East Blatchington is a coastal village which has merged into the western part of Seaford, contiguous with Bishopstone, in the civil parish of Seaford, in the Lewes district, in the county of East Sussex, England. It is located near the abandoned village of Tide Mills.

==History==
The area was settled by the Romans, who probably used it as a port to transfer goods to mainland Europe. The area was taken over by the Saxons after the Romans had left it. The village originally ran from the church to the duck pond.

Like Seaford and Newhaven, its western neighbour, East Blatchington was a front line coastal defence during the Napoleonic Wars, and had a military barracks built in 1794 and demolished after the Great War. In its early years, it was badly supplied, which resulted in 500 men mutinying and occupying Seaford. The townspeople gave them provisions and alcohol. The following day, the regular army, based at Newhaven overpowered them and arrested twenty mutineers. The leaders were executed and the others punished.

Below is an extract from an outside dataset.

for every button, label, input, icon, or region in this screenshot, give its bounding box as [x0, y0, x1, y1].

The barracks were lightly manned, until the First World War and became a staging post for soldiers fighting in France, who were shipped from Newhaven. After the war, the barracks were demolished.

St Peter's Parish Church dates back to about 1100 and the church registers date from 1563. The church has a memorial to pioneer balloonist Henry Tracey Coxwell.

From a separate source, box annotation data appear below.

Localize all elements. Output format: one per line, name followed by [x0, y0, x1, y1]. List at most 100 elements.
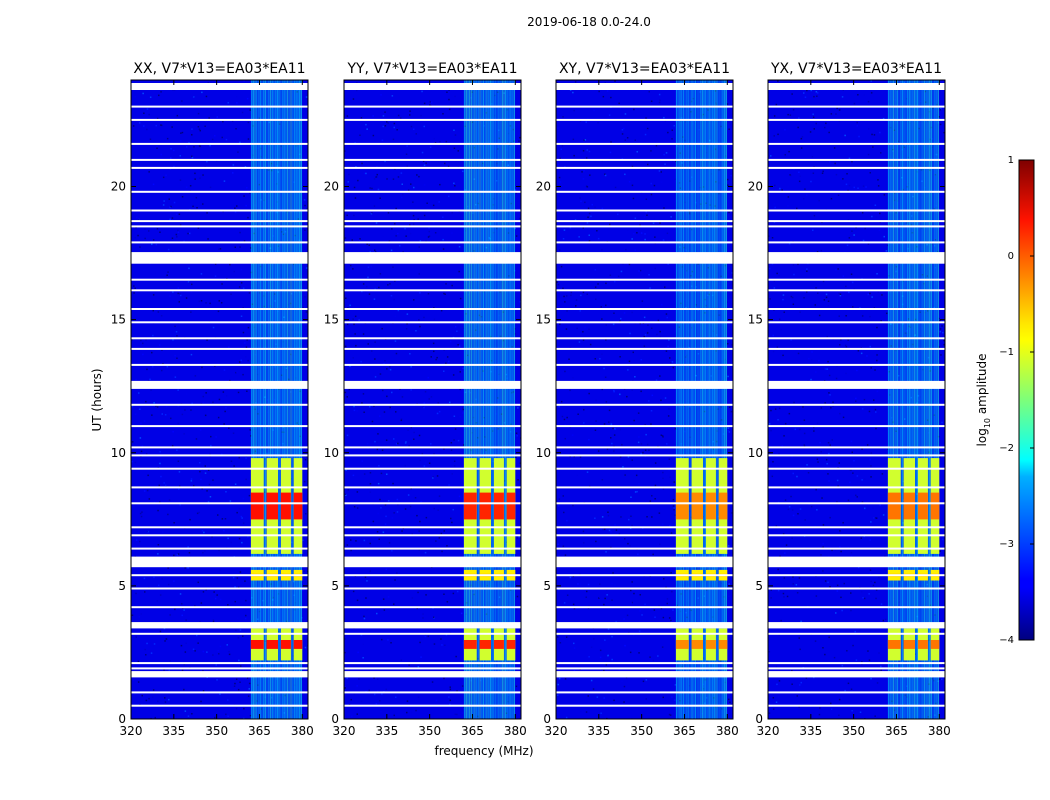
- x-tick-label: 380: [716, 724, 739, 738]
- flagged-row: [131, 606, 308, 609]
- flagged-row: [556, 403, 733, 406]
- noise-pixel: [245, 346, 248, 348]
- noise-pixel: [401, 530, 403, 532]
- noise-pixel: [422, 613, 424, 615]
- flagged-row: [131, 467, 308, 470]
- noise-pixel: [810, 505, 813, 508]
- noise-pixel: [566, 594, 569, 596]
- noise-pixel: [612, 572, 614, 574]
- noise-pixel: [869, 569, 872, 571]
- flagged-row: [768, 321, 945, 324]
- flagged-row: [556, 534, 733, 537]
- noise-pixel: [518, 243, 520, 246]
- noise-pixel: [649, 287, 651, 289]
- noise-pixel: [249, 109, 251, 111]
- noise-pixel: [672, 505, 675, 507]
- flagged-row: [344, 225, 521, 228]
- noise-pixel: [509, 96, 511, 98]
- noise-pixel: [141, 694, 143, 697]
- noise-pixel: [380, 710, 382, 713]
- flagged-row: [556, 278, 733, 281]
- noise-pixel: [464, 391, 467, 394]
- noise-pixel: [462, 531, 465, 533]
- noise-pixel: [812, 172, 815, 174]
- noise-pixel: [432, 475, 434, 478]
- noise-pixel: [149, 96, 152, 98]
- noise-pixel: [197, 126, 200, 128]
- noise-pixel: [346, 323, 349, 326]
- noise-pixel: [796, 475, 798, 478]
- flagged-row: [556, 308, 733, 310]
- noise-pixel: [663, 153, 665, 156]
- noise-pixel: [178, 485, 181, 487]
- noise-pixel: [562, 495, 564, 497]
- noise-pixel: [404, 464, 406, 467]
- y-tick-label: 5: [331, 579, 339, 593]
- noise-pixel: [671, 590, 673, 593]
- flagged-row: [131, 225, 308, 228]
- noise-pixel: [893, 709, 896, 711]
- noise-pixel: [628, 181, 631, 183]
- noise-pixel: [633, 233, 635, 235]
- noise-pixel: [179, 577, 181, 579]
- noise-pixel: [142, 92, 144, 95]
- noise-pixel: [822, 570, 824, 572]
- noise-pixel: [176, 114, 179, 117]
- noise-pixel: [557, 163, 560, 166]
- noise-pixel: [561, 145, 564, 147]
- flagged-row: [556, 704, 733, 707]
- noise-pixel: [154, 272, 157, 275]
- noise-pixel: [812, 229, 814, 231]
- noise-pixel: [905, 97, 908, 100]
- flagged-row: [131, 675, 308, 678]
- noise-pixel: [420, 656, 422, 658]
- noise-pixel: [347, 489, 349, 491]
- flagged-row: [131, 105, 308, 108]
- noise-pixel: [418, 319, 420, 321]
- rfi-stripe: [701, 80, 704, 719]
- noise-pixel: [267, 569, 269, 571]
- noise-pixel: [390, 249, 393, 252]
- noise-pixel: [674, 684, 677, 686]
- noise-pixel: [569, 455, 571, 458]
- noise-pixel: [418, 549, 420, 551]
- noise-pixel: [625, 248, 627, 251]
- noise-pixel: [424, 551, 427, 554]
- noise-pixel: [574, 81, 577, 83]
- noise-pixel: [429, 104, 431, 106]
- noise-pixel: [368, 293, 371, 295]
- noise-pixel: [588, 234, 590, 236]
- noise-pixel: [582, 530, 585, 533]
- noise-pixel: [199, 291, 202, 293]
- noise-pixel: [148, 230, 150, 232]
- noise-pixel: [156, 406, 159, 408]
- noise-pixel: [662, 239, 665, 241]
- noise-pixel: [813, 426, 815, 429]
- noise-pixel: [619, 320, 621, 322]
- noise-pixel: [384, 111, 386, 113]
- noise-pixel: [392, 138, 395, 141]
- noise-pixel: [829, 444, 831, 446]
- noise-pixel: [179, 224, 182, 226]
- noise-pixel: [731, 272, 733, 274]
- noise-pixel: [172, 339, 174, 341]
- noise-pixel: [303, 545, 306, 548]
- noise-pixel: [371, 211, 373, 214]
- noise-pixel: [727, 545, 730, 547]
- noise-pixel: [688, 211, 691, 213]
- noise-pixel: [162, 531, 164, 533]
- noise-pixel: [580, 200, 582, 203]
- noise-pixel: [183, 663, 185, 666]
- noise-pixel: [806, 89, 808, 92]
- noise-pixel: [871, 296, 873, 298]
- noise-pixel: [842, 275, 845, 277]
- noise-pixel: [597, 283, 599, 285]
- noise-pixel: [134, 413, 137, 415]
- noise-pixel: [791, 93, 793, 95]
- noise-pixel: [830, 113, 833, 115]
- noise-pixel: [415, 709, 417, 712]
- noise-pixel: [356, 410, 358, 412]
- noise-pixel: [870, 367, 872, 369]
- noise-pixel: [440, 309, 443, 312]
- noise-pixel: [137, 234, 139, 237]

Blatchington Pond was restored in 1980 and remains largely the same to this present day.

In 1951 the parish had a population of 2448. On 1 April 1974 the parish was abolished and became part of Seaford unparished area.

==Sport==
The area has a seven court tennis club, called Seaford Lawn Tennis Club.

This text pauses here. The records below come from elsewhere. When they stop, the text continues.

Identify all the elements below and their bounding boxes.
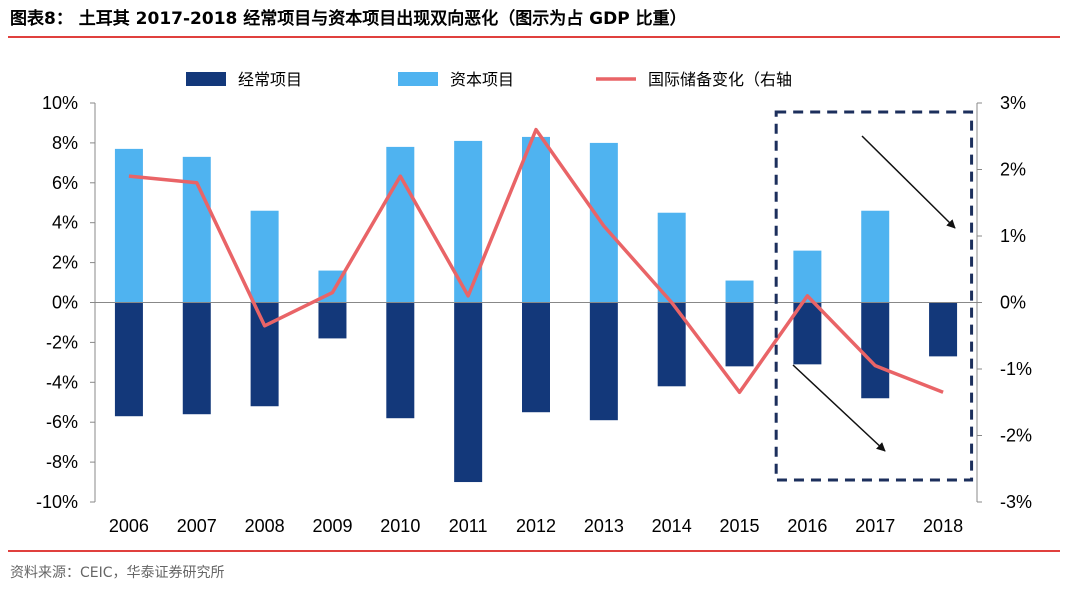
- axes-layer: 10% 8% 6% 4% 2% 0% -2% -4% -6% -8% -10% 3% 2% 1% 0% -1%…: [36, 93, 1032, 536]
- current-bar-2015: [725, 302, 754, 367]
- left-tick-label: -4%: [46, 372, 78, 392]
- capital-bar-2016: [793, 250, 822, 303]
- highlight-box: [774, 110, 974, 482]
- chart: 经常项目 资本项目 国际储备变化（右轴 10% 8% 6% 4% 2% 0% -2% -4% -6%…: [36, 70, 1032, 536]
- category-label-2008: 2008: [245, 516, 285, 536]
- legend: 经常项目 资本项目 国际储备变化（右轴: [186, 70, 792, 89]
- left-tick-label: 4%: [52, 213, 78, 233]
- left-tick-label: -2%: [46, 332, 78, 352]
- category-label-2011: 2011: [449, 516, 488, 536]
- left-tick-label: 0%: [52, 293, 78, 313]
- arrow-upper: [861, 135, 956, 229]
- left-tick-label: 8%: [52, 133, 78, 153]
- capital-bar-2017: [861, 210, 890, 303]
- right-tick-label: 2%: [1000, 160, 1026, 180]
- current-bar-2012: [522, 302, 550, 413]
- category-label-2017: 2017: [855, 516, 895, 536]
- capital-bar-2012: [522, 136, 550, 303]
- category-label-2010: 2010: [380, 516, 420, 536]
- left-tick-label: 6%: [52, 173, 78, 193]
- left-tick-label: 2%: [52, 253, 78, 273]
- current-bar-2011: [454, 302, 483, 483]
- category-label-2006: 2006: [109, 516, 149, 536]
- current-bar-2010: [386, 302, 415, 419]
- category-label-2014: 2014: [652, 516, 692, 536]
- line-layer: [128, 127, 944, 395]
- legend-label-2: 国际储备变化（右轴: [648, 70, 792, 89]
- left-tick-label: -8%: [46, 452, 78, 472]
- current-bar-2018: [929, 302, 958, 357]
- category-label-2009: 2009: [312, 516, 352, 536]
- category-label-2013: 2013: [584, 516, 624, 536]
- top-divider: [8, 36, 1060, 38]
- legend-swatch-1: [398, 72, 438, 86]
- right-tick-label: -3%: [1000, 492, 1032, 512]
- capital-bar-2013: [589, 142, 618, 303]
- legend-swatch-0: [186, 72, 226, 86]
- annotation-layer: [774, 110, 974, 482]
- bars-layer: [114, 136, 958, 483]
- capital-bar-2014: [657, 212, 686, 303]
- current-bar-2016: [793, 302, 822, 365]
- source-note: 资料来源：CEIC，华泰证券研究所: [10, 565, 225, 581]
- category-label-2016: 2016: [787, 516, 827, 536]
- category-label-2018: 2018: [923, 516, 963, 536]
- left-tick-label: 10%: [42, 93, 78, 113]
- legend-label-1: 资本项目: [450, 70, 514, 89]
- current-bar-2007: [182, 302, 211, 415]
- chart-title: 图表8： 土耳其 2017-2018 经常项目与资本项目出现双向恶化（图示为占 …: [10, 9, 687, 29]
- capital-bar-2015: [725, 280, 754, 303]
- right-tick-label: -2%: [1000, 426, 1032, 446]
- capital-bar-2007: [182, 156, 211, 303]
- category-label-2007: 2007: [177, 516, 217, 536]
- left-tick-label: -10%: [36, 492, 78, 512]
- bottom-divider: [8, 550, 1060, 552]
- category-label-2015: 2015: [720, 516, 760, 536]
- category-label-2012: 2012: [516, 516, 556, 536]
- capital-bar-2008: [250, 210, 279, 303]
- current-bar-2008: [250, 302, 279, 407]
- capital-bar-2010: [386, 146, 415, 303]
- left-tick-label: -6%: [46, 412, 78, 432]
- right-tick-label: 0%: [1000, 293, 1026, 313]
- current-bar-2013: [589, 302, 618, 421]
- right-tick-label: 1%: [1000, 226, 1026, 246]
- current-bar-2017: [861, 302, 890, 399]
- right-tick-label: 3%: [1000, 93, 1026, 113]
- arrow-lower: [792, 364, 886, 452]
- right-tick-label: -1%: [1000, 359, 1032, 379]
- capital-bar-2006: [114, 148, 143, 303]
- current-bar-2006: [114, 302, 143, 417]
- legend-label-0: 经常项目: [238, 70, 302, 89]
- current-bar-2009: [318, 302, 347, 339]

It is also nearby to one of the oldest golf clubs in Sussex, Seaford Golf Club.

== Transport ==
The A259 road runs through East Blatchington, with Brighton and Hove Bus routes 12 and 12A running between Brighton and Eastbourne.

The village is served by Bishopstone and Seaford railway stations, at the end of the Seaford branch line. All services are run by Southern to Brighton railway station.